Prestasi ini merupakan yang ke-10 diraih berturut-turut. “Keberhasilan ini merupakan buah kerja keras bersama, hasil sinergi pemerintah daerah dan DPRD,” kata Wakil Bupati Malra Charlos Viali Rahantoknam saat rapat paripurna penyampaian Ranperda tentang Laporan Pertanggungjawaban Pelaksanaan APBD tahun anggaran 2024 di gedung DPRD Malra, Rabu (9/7/2025).
Ranperda tersebut memuat laporan realisasi anggaran, laporan saldo anggaran lebih, laporan operasional, laporan perubahan ekuitas, neraca, laporan arus kas, serta catatan atas laporan keuangan.
Tahun anggaran 2024, pendapatan daerah dianggarkan sebesar Rp 930,95 miliar, naik menjadi Rp 958,19 miliar dalam APBD Perubahan dan terealisasi Rp 900,78 miliar atau 94,01 persen.
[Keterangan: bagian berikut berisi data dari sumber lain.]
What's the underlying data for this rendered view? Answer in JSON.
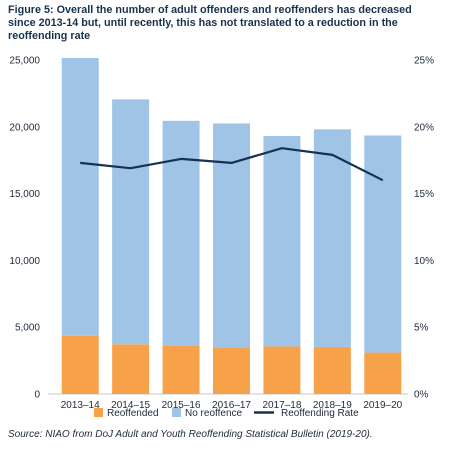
{
  "title": "Figure 5: Overall the number of adult offenders and reoffenders has decreased since 2013-14 but, until recently, this has not translated to a reduction in the reoffending rate",
  "source": "Source: NIAO from DoJ Adult and Youth Reoffending Statistical Bulletin (2019-20).",
  "legend": {
    "reoffended": "Reoffended",
    "no_reoffence": "No reoffence",
    "rate": "Reoffending Rate"
  },
  "colors": {
    "reoffended": "#f7a24a",
    "no_reoffence": "#9fc4e6",
    "rate": "#17324f",
    "grid": "#d9d9d9"
  },
  "chart_data": {
    "type": "bar",
    "stacked": true,
    "categories": [
      "2013–14",
      "2014–15",
      "2015–16",
      "2016–17",
      "2017–18",
      "2018–19",
      "2019–20"
    ],
    "series": [
      {
        "name": "Reoffended",
        "values": [
          4350,
          3720,
          3600,
          3500,
          3560,
          3530,
          3100
        ],
        "axis": "left"
      },
      {
        "name": "No reoffence",
        "values": [
          20800,
          18330,
          16850,
          16750,
          15750,
          16280,
          16250
        ],
        "axis": "left"
      },
      {
        "name": "Reoffending Rate",
        "type": "line",
        "values": [
          17.3,
          16.9,
          17.6,
          17.3,
          18.4,
          17.9,
          16.0
        ],
        "axis": "right"
      }
    ],
    "y_left": {
      "ylim": [
        0,
        25000
      ],
      "ticks": [
        0,
        5000,
        10000,
        15000,
        20000,
        25000
      ],
      "tick_labels": [
        "0",
        "5,000",
        "10,000",
        "15,000",
        "20,000",
        "25,000"
      ]
    },
    "y_right": {
      "ylim": [
        0,
        25
      ],
      "ticks": [
        0,
        5,
        10,
        15,
        20,
        25
      ],
      "tick_labels": [
        "0%",
        "5%",
        "10%",
        "15%",
        "20%",
        "25%"
      ]
    },
    "grid": false,
    "legend_position": "bottom"
  }
}
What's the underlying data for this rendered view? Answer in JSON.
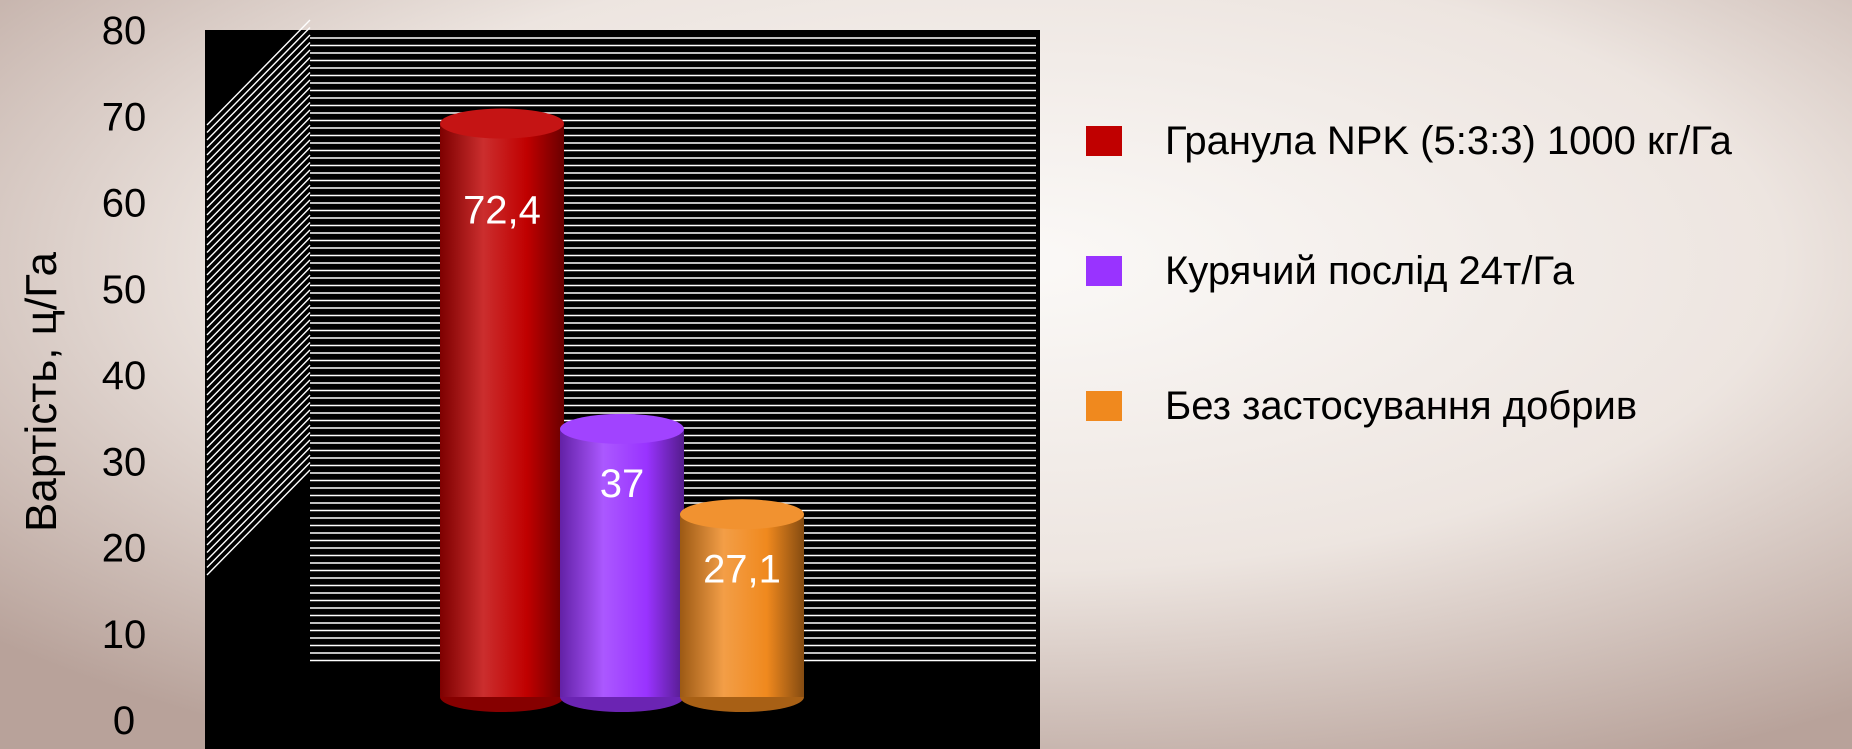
{
  "chart_data": {
    "type": "bar",
    "style": "3d-cylinder",
    "categories": [
      ""
    ],
    "series": [
      {
        "name": "Гранула NPK (5:3:3) 1000 кг/Га",
        "values": [
          72.4
        ],
        "label": "72,4",
        "color": "#C00000"
      },
      {
        "name": "Курячий послід 24т/Га",
        "values": [
          37
        ],
        "label": "37",
        "color": "#9933FF"
      },
      {
        "name": "Без застосування добрив",
        "values": [
          27.1
        ],
        "label": "27,1",
        "color": "#F0891E"
      }
    ],
    "ylabel": "Вартість, ц/Га",
    "xlabel": "",
    "ylim": [
      0,
      80
    ],
    "yticks": [
      "0",
      "10",
      "20",
      "30",
      "40",
      "50",
      "60",
      "70",
      "80"
    ],
    "grid": true,
    "legend": "right",
    "background": {
      "light": "#FBF9F7",
      "dark": "#B8A29A"
    },
    "plot_background": "#000000",
    "grid_color": "#FFFFFF"
  }
}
Pendapatan asli daerah (PAD) dianggarkan Rp 88,01 miliar, terealisasi Rp 44,36 miliar atau 50,41 persen. Kontribusi utama berasal dari; pajak daerah sebesar 26,98 persen, retribusi daerah 23,54 persen, hasil pengelolaan kekayaan daerah yang dipisahkan 100 persen, dan lain-lain PAD yang sah 79,24 persen.
Pendapatan transfer dianggarkan Rp 863,49 miliar terealisasi Rp 849,73 miliar atau 98,41 persen, termasuk dana perimbangan, dana desa, dan bagi hasil pajak provinsi.
Belanja daerah dianggarkan sebesar Rp 934,67 miliar, meningkat menjadi Rp 993,46 miliar dalam APBD Perubahan dan terealisasi Rp926,95 miliar atau 93,31 persen. Rinciannya; belanja operasi sejumlah 94,84 persen, belanja modal 89,52 persen, belanja tak terduga 97,04 persen dan belanja transfer 90,46 persen.
Pembiayaan netto terealisasi Rp 36,26 miliar, yang berasal dari sisa lebih perhitungan anggaran tahun sebelumnya (SiLPA).
Dari selisih pendapatan dan belanja daerah terjadi defisit Rp 26,16 miliar. Dengan pembiayaan netto tersebut, diperoleh SiLPA sebesar Rp 10,09 miliar.